European-funded research project Helisafe, led by Marignane, France-based Eurocopter, is studying airbags and harnesses as a possible means of enhancing the safety of helicopter occupants. A Helisafe engineer emphasized that the project is still in the research stage, so practical applications of the airbags and harnesses are probably several years away.
A researcher working on the Helisafe project told AIN that future body protection devices may work in three steps. In the first step, the occupant’s body will be pinned to the seat. Second, load limiters will control the body’s forward movement while airbags will cushion the end of the body’s movement.
The three-step crash-protection process must begin with an active harness that pins the body on the seat. So-called pretensioning devices give the body the necessary position for the airbag to operate efficiently. Current, passive harnesses are not always as efficient as they should be in body protection, as the occupant can slip under the harnesses, said Pierre Prudhomme-Lacroix, head of airframe components at Eurocopter’s stress office.
Airbags may play in helicopters the same role that they play in cars. In current rotorcraft, the occupants’ bodies can suffer from shocks–either on the head, arms, legs or feet. As a result, researchers are interested in the idea of fitting airbags in various places in the cabin.
Ensuring that airbags are efficient is more complex in a helicopter than in a car. First, crash scenarios are more varied and simulations and tests are more sophisticated for helicopters. Second, integration of the airbag system is more difficult in a helicopter because the pilot must be able to continue to fly the helicopter even if an airbag inflates unnecessarily. Therefore, researchers have yet to determine where airbags should be installed. Possible locations include the upper part of the flight panel, lateral frames or even flight controls.
Another obstacle to the installation of airbags in helicopters is the small amount of data available about helicopter crashes. “Helicopters have neither cockpit voice recorders nor flight data recorders,” another researcher added. Eurocopter provided some statistics about helicopter accidents. According to the company, 40 percent of helicopter accidents involve injuries to the occupants, while there is no significant deformation to the helicopter. Certification standards stipulate that a helicopter must survive an impact at a vertical velocity component of approximately 20 feet per second without damage.
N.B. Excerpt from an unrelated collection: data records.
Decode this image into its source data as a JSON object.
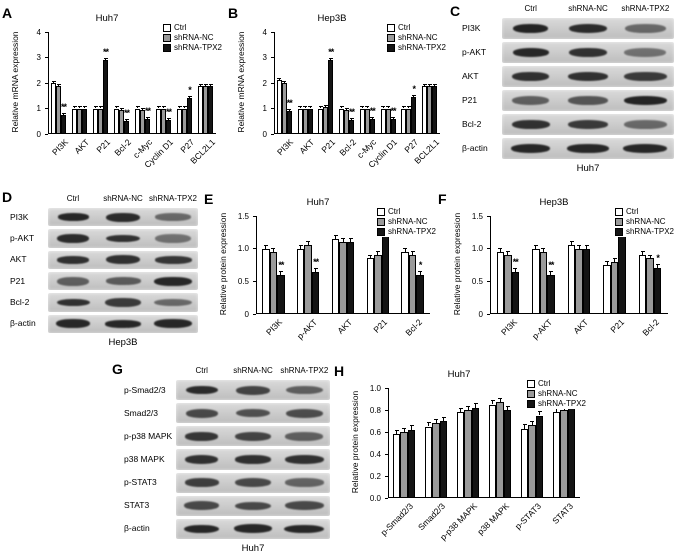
{
  "figure": {
    "series_names": [
      "Ctrl",
      "shRNA-NC",
      "shRNA-TPX2"
    ],
    "series_colors": [
      "#ffffff",
      "#9a9a9a",
      "#141414"
    ]
  },
  "panels": {
    "A": {
      "letter": "A"
    },
    "B": {
      "letter": "B"
    },
    "C": {
      "letter": "C"
    },
    "D": {
      "letter": "D"
    },
    "E": {
      "letter": "E"
    },
    "F": {
      "letter": "F"
    },
    "G": {
      "letter": "G"
    },
    "H": {
      "letter": "H"
    }
  },
  "chart_data": [
    {
      "panel": "A",
      "type": "bar",
      "title": "Huh7",
      "ylabel": "Relative mRNA expression",
      "ylim": [
        0,
        4
      ],
      "yticks": [
        "0",
        "1",
        "2",
        "3",
        "4"
      ],
      "error": 0.08,
      "legend_position": "top-right",
      "categories": [
        "PI3K",
        "AKT",
        "P21",
        "Bcl-2",
        "c-Myc",
        "Cyclin D1",
        "P27",
        "BCL2L1"
      ],
      "series": [
        {
          "name": "Ctrl",
          "values": [
            2.0,
            1.0,
            1.0,
            1.0,
            1.0,
            1.0,
            1.0,
            1.9
          ]
        },
        {
          "name": "shRNA-NC",
          "values": [
            1.9,
            1.0,
            1.0,
            0.95,
            0.95,
            1.0,
            1.0,
            1.9
          ]
        },
        {
          "name": "shRNA-TPX2",
          "values": [
            0.75,
            1.0,
            2.9,
            0.5,
            0.6,
            0.55,
            1.4,
            1.9
          ]
        }
      ],
      "sig": [
        "**",
        null,
        "**",
        "**",
        "**",
        "**",
        "*",
        null
      ]
    },
    {
      "panel": "B",
      "type": "bar",
      "title": "Hep3B",
      "ylabel": "Relative mRNA expression",
      "ylim": [
        0,
        4
      ],
      "yticks": [
        "0",
        "1",
        "2",
        "3",
        "4"
      ],
      "error": 0.08,
      "legend_position": "top-right",
      "categories": [
        "PI3K",
        "AKT",
        "P21",
        "Bcl-2",
        "c-Myc",
        "Cyclin D1",
        "P27",
        "BCL2L1"
      ],
      "series": [
        {
          "name": "Ctrl",
          "values": [
            2.1,
            1.0,
            1.0,
            1.0,
            1.0,
            1.0,
            1.0,
            1.9
          ]
        },
        {
          "name": "shRNA-NC",
          "values": [
            2.0,
            1.0,
            1.05,
            0.95,
            1.0,
            1.0,
            1.0,
            1.9
          ]
        },
        {
          "name": "shRNA-TPX2",
          "values": [
            0.9,
            1.0,
            2.9,
            0.55,
            0.6,
            0.6,
            1.45,
            1.9
          ]
        }
      ],
      "sig": [
        "**",
        null,
        "**",
        "**",
        "**",
        "**",
        "*",
        null
      ]
    },
    {
      "panel": "E",
      "type": "bar",
      "title": "Huh7",
      "ylabel": "Relative protein expression",
      "ylim": [
        0,
        1.5
      ],
      "yticks": [
        "0",
        "0.5",
        "1.0",
        "1.5"
      ],
      "error": 0.06,
      "legend_position": "top-right",
      "categories": [
        "PI3K",
        "p-AKT",
        "AKT",
        "P21",
        "Bcl-2"
      ],
      "series": [
        {
          "name": "Ctrl",
          "values": [
            1.0,
            1.0,
            1.15,
            0.85,
            0.95
          ]
        },
        {
          "name": "shRNA-NC",
          "values": [
            0.95,
            1.05,
            1.1,
            0.9,
            0.9
          ]
        },
        {
          "name": "shRNA-TPX2",
          "values": [
            0.6,
            0.65,
            1.1,
            1.35,
            0.6
          ]
        }
      ],
      "sig": [
        "**",
        "**",
        null,
        "**",
        "*"
      ]
    },
    {
      "panel": "F",
      "type": "bar",
      "title": "Hep3B",
      "ylabel": "Relative protein expression",
      "ylim": [
        0,
        1.5
      ],
      "yticks": [
        "0",
        "0.5",
        "1.0",
        "1.5"
      ],
      "error": 0.06,
      "legend_position": "top-right",
      "categories": [
        "PI3K",
        "p-AKT",
        "AKT",
        "P21",
        "Bcl-2"
      ],
      "series": [
        {
          "name": "Ctrl",
          "values": [
            0.95,
            1.0,
            1.05,
            0.75,
            0.9
          ]
        },
        {
          "name": "shRNA-NC",
          "values": [
            0.9,
            0.95,
            1.0,
            0.8,
            0.85
          ]
        },
        {
          "name": "shRNA-TPX2",
          "values": [
            0.65,
            0.6,
            1.0,
            1.2,
            0.7
          ]
        }
      ],
      "sig": [
        "**",
        "**",
        null,
        "**",
        "*"
      ]
    },
    {
      "panel": "H",
      "type": "bar",
      "title": "Huh7",
      "ylabel": "Relative protein expression",
      "ylim": [
        0,
        1.0
      ],
      "yticks": [
        "0.0",
        "0.2",
        "0.4",
        "0.6",
        "0.8",
        "1.0"
      ],
      "error": 0.04,
      "legend_position": "top-right",
      "categories": [
        "p-Smad2/3",
        "Smad2/3",
        "p-p38 MAPK",
        "p38 MAPK",
        "p-STAT3",
        "STAT3"
      ],
      "series": [
        {
          "name": "Ctrl",
          "values": [
            0.58,
            0.65,
            0.78,
            0.85,
            0.63,
            0.78
          ]
        },
        {
          "name": "shRNA-NC",
          "values": [
            0.6,
            0.68,
            0.8,
            0.87,
            0.66,
            0.8
          ]
        },
        {
          "name": "shRNA-TPX2",
          "values": [
            0.62,
            0.7,
            0.82,
            0.8,
            0.75,
            0.82
          ]
        }
      ],
      "sig": [
        null,
        null,
        null,
        null,
        null,
        null
      ]
    }
  ],
  "blots": [
    {
      "panel": "C",
      "cell_line": "Huh7",
      "lanes": [
        "Ctrl",
        "shRNA-NC",
        "shRNA-TPX2"
      ],
      "rows": [
        {
          "label": "PI3K",
          "intensities": [
            0.92,
            0.88,
            0.55
          ]
        },
        {
          "label": "p-AKT",
          "intensities": [
            0.9,
            0.85,
            0.5
          ]
        },
        {
          "label": "AKT",
          "intensities": [
            0.85,
            0.85,
            0.8
          ]
        },
        {
          "label": "P21",
          "intensities": [
            0.6,
            0.65,
            0.92
          ]
        },
        {
          "label": "Bcl-2",
          "intensities": [
            0.85,
            0.8,
            0.55
          ]
        },
        {
          "label": "β-actin",
          "intensities": [
            0.9,
            0.9,
            0.9
          ]
        }
      ]
    },
    {
      "panel": "D",
      "cell_line": "Hep3B",
      "lanes": [
        "Ctrl",
        "shRNA-NC",
        "shRNA-TPX2"
      ],
      "rows": [
        {
          "label": "PI3K",
          "intensities": [
            0.9,
            0.88,
            0.55
          ]
        },
        {
          "label": "p-AKT",
          "intensities": [
            0.88,
            0.85,
            0.5
          ]
        },
        {
          "label": "AKT",
          "intensities": [
            0.85,
            0.85,
            0.82
          ]
        },
        {
          "label": "P21",
          "intensities": [
            0.6,
            0.62,
            0.9
          ]
        },
        {
          "label": "Bcl-2",
          "intensities": [
            0.85,
            0.8,
            0.55
          ]
        },
        {
          "label": "β-actin",
          "intensities": [
            0.9,
            0.9,
            0.9
          ]
        }
      ]
    },
    {
      "panel": "G",
      "cell_line": "Huh7",
      "lanes": [
        "Ctrl",
        "shRNA-NC",
        "shRNA-TPX2"
      ],
      "rows": [
        {
          "label": "p-Smad2/3",
          "intensities": [
            0.88,
            0.75,
            0.6
          ]
        },
        {
          "label": "Smad2/3",
          "intensities": [
            0.72,
            0.68,
            0.7
          ]
        },
        {
          "label": "p-p38 MAPK",
          "intensities": [
            0.82,
            0.75,
            0.6
          ]
        },
        {
          "label": "p38 MAPK",
          "intensities": [
            0.85,
            0.85,
            0.85
          ]
        },
        {
          "label": "p-STAT3",
          "intensities": [
            0.78,
            0.72,
            0.58
          ]
        },
        {
          "label": "STAT3",
          "intensities": [
            0.72,
            0.72,
            0.72
          ]
        },
        {
          "label": "β-actin",
          "intensities": [
            0.9,
            0.9,
            0.9
          ]
        }
      ]
    }
  ]
}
The research team will continue to conduct trials on testbeds designed for car crash-test dummies. It has also developed special dummies to integrate vertical acceleration measurement. During the first phase of Helisafe, tests with one frontal airbag yielded satisfactory results, the researcher told AIN.
“In the second phase (which began in March and will run through March 2007), we will try to go more deeply into crash scenarios, airbag integration, inflation triggering, leg protection and, last but not least, we will endeavor to cover a wide spectrum of the population,” he said. In other words, the systems must work with the tall, small, slim and not so slim.
Inflation triggering can be tricky, as temperature variations or electromagnetic effects must not influence the activation of the system. “We have to locate the sensors in the right places so as to be able to order inflation at the right time,” the researcher pointed out. Crash scenarios will include lateral velocity and rollover.
A full-size test is pegged “in the coming months” with a complete Bell UH-1 Huey airframe, a pilot dummy and a passenger dummy, the latter sitting on a side seat in the cabin. The trial will involve no airbag, though researchers hope to conduct a full-size test with airbags in the future. Vertical and longitudinal accelerations will be applied. Engineers expect the measurements to validate their computation models.